After running DIAMOND, the output files were “MEGANized” to add taxonomy/functional info to them. This will make them ready to open directly in MEGAN6. MEGANization was performed on my computer (swoose) due to the need for the MEGAN6 software to launch an X11 window (I believe this is somehow tied to a graphical user interface), which breaks the Java commands when run on Mox. Frustratingly, even though Java throws an exception, the exception doesn’t appear to kill the program, which prevents Mox from knowing that the job has failed - it will just sit until the job times out! So, I didn’t realize this wasn’t working on Mox for a few days…

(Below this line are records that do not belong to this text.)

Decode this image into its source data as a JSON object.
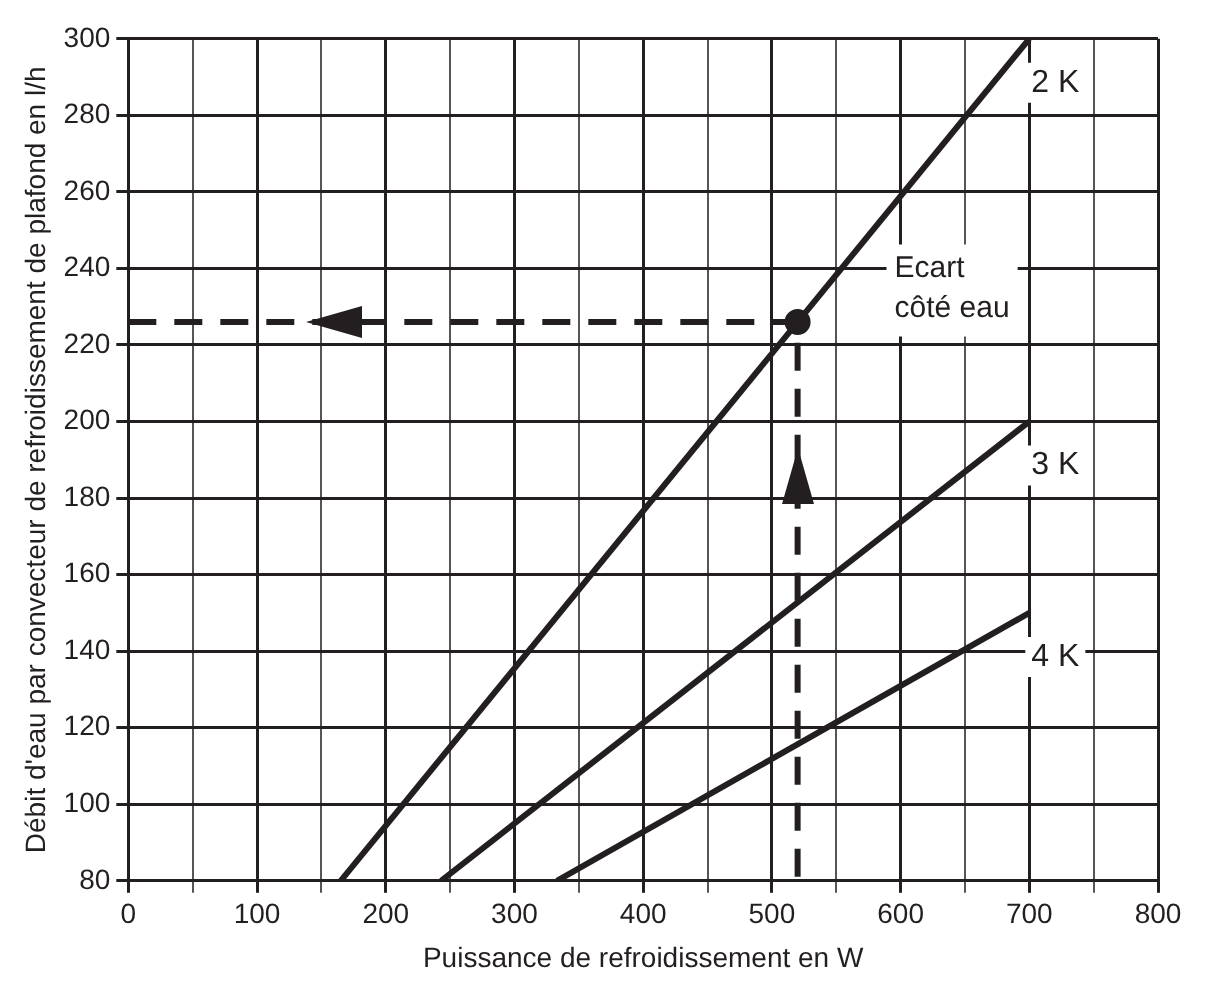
{
  "chart_data": {
    "type": "line",
    "xlabel": "Puissance de refroidissement en W",
    "ylabel": "Débit d'eau par convecteur de refroidissement de plafond en l/h",
    "xlim": [
      0,
      800
    ],
    "ylim": [
      80,
      300
    ],
    "xticks": [
      0,
      {
        "value": 50,
        "label": null
      },
      100,
      {
        "value": 150,
        "label": null
      },
      200,
      {
        "value": 250,
        "label": null
      },
      300,
      {
        "value": 350,
        "label": null
      },
      400,
      {
        "value": 450,
        "label": null
      },
      500,
      {
        "value": 550,
        "label": null
      },
      600,
      {
        "value": 650,
        "label": null
      },
      700,
      {
        "value": 750,
        "label": null
      },
      800
    ],
    "yticks": [
      80,
      100,
      120,
      140,
      160,
      180,
      200,
      220,
      240,
      260,
      280,
      300
    ],
    "grid": true,
    "legend": false,
    "marker": "none",
    "line_style": "solid",
    "annotations": [
      "Ecart\ncôté eau"
    ],
    "series": [
      {
        "name": "2 K",
        "color": "#231f20",
        "x": [
          165,
          700
        ],
        "values": [
          80,
          300
        ]
      },
      {
        "name": "3 K",
        "color": "#231f20",
        "x": [
          243,
          700
        ],
        "values": [
          80,
          200
        ]
      },
      {
        "name": "4 K",
        "color": "#231f20",
        "x": [
          333,
          700
        ],
        "values": [
          80,
          150
        ]
      },
      {
        "color": "#231f20",
        "x": [
          0,
          520,
          520
        ],
        "values": [
          226,
          226,
          80
        ],
        "line_style": "dashed"
      },
      {
        "type": "scatter",
        "color": "#231f20",
        "x": [
          520
        ],
        "values": [
          226
        ],
        "marker": "circle"
      }
    ]
  }
}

Used the following taxonomy mapping files available from the MEGAN6 Download Page:

MEGANIZER script (GitHub):

#!/bin/bash

# Script to run MEGAN6 meganizer on DIAMOND DAA files from
# 20190925_metagenomics_DIAMOND_blastx Mox job.

# Requires MEGAN mapping files from:
# http://ab.inf.uni-tuebingen.de/data/software/megan6/download/

# Program path
meganizer=/home/sam/programs/megan/tools/daa-meganizer

# MEGAN mapping files
prot_acc2tax=/home/sam/data/databases/MEGAN/prot_acc2tax-Jul2019X1.abin
acc2interpro=/home/sam/data/databases/MEGAN/acc2interpro-Jul2019X.abin
acc2eggnog=/home/sam/data/databases/MEGAN/acc2eggnog-Jul2019X.abin

# Run MEGANIZER
for daa in *.daa
do
  ${meganizer} \
  --in "${daa}" \
  --acc2taxa ${prot_acc2tax} \
  --acc2interpro2go ${acc2interpro} \
  --acc2eggnog ${acc2eggnog}
done

RESULTS

The initial DIAMOND BLASTx took ~12hrs per sample, for a total run time of ~5 days:

Screencap of DIAMONDA BLASTx Mox runtime

Output folder:

All .daa files should now be able to be loaded into MEGAN6 for taxonomic analyses.